Le secteur flirte en permanence avec les limites de la légalité. De leur propre aveu, les Big Four proposent des montages fiscaux dont ils estiment qu’ils ont une chance sur deux d’être jugés légaux3. Un salarié de PricewaterhouseCoopers a confié à une commission parlementaire britannique que certains schémas sont en réalité bâtis sur une hypothèse de légalité de 25 %. Autrement dit, on propose des montages dont il est hautement probable qu’ils soient illégaux. Cet état de fait semble toléré en matière fiscale.

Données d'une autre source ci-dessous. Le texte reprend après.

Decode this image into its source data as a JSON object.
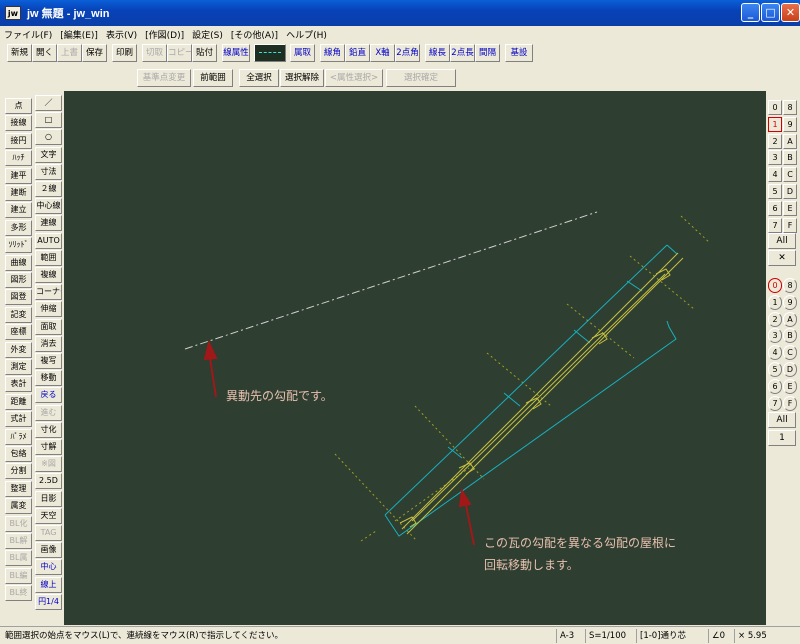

On imagine difficilement un moniteur d’auto-école conseiller à un jeune conducteur un virage serré qui aurait une chance sur deux d’enfreindre le code de la route.
En 2012, la filiale luxembourgeoise de PwC a été la cible d’un reportage de France 2 pour « Cash Investigation », dont les journalistes ont mis la main sur 47 000 pages de documents de travail. Ceux-ci dévoilent, schéma à l’appui, les montages fiscaux mis en place par les grandes entreprises pour échapper à l’impôt. La société s’est défendue en faisant valoir que les conseils prodigués aux clients « sont, sans aucune exception, conformes aux lois et aux règlements luxembourgeois, aux règles et traités internationaux ainsi qu’aux codes de déontologie auxquels PwC se soumet4 ». Difficile de le vérifier. (Des extraits du reportage de France 2 sont visibles sur Mediapart, à la fin de cet article, ndlr.)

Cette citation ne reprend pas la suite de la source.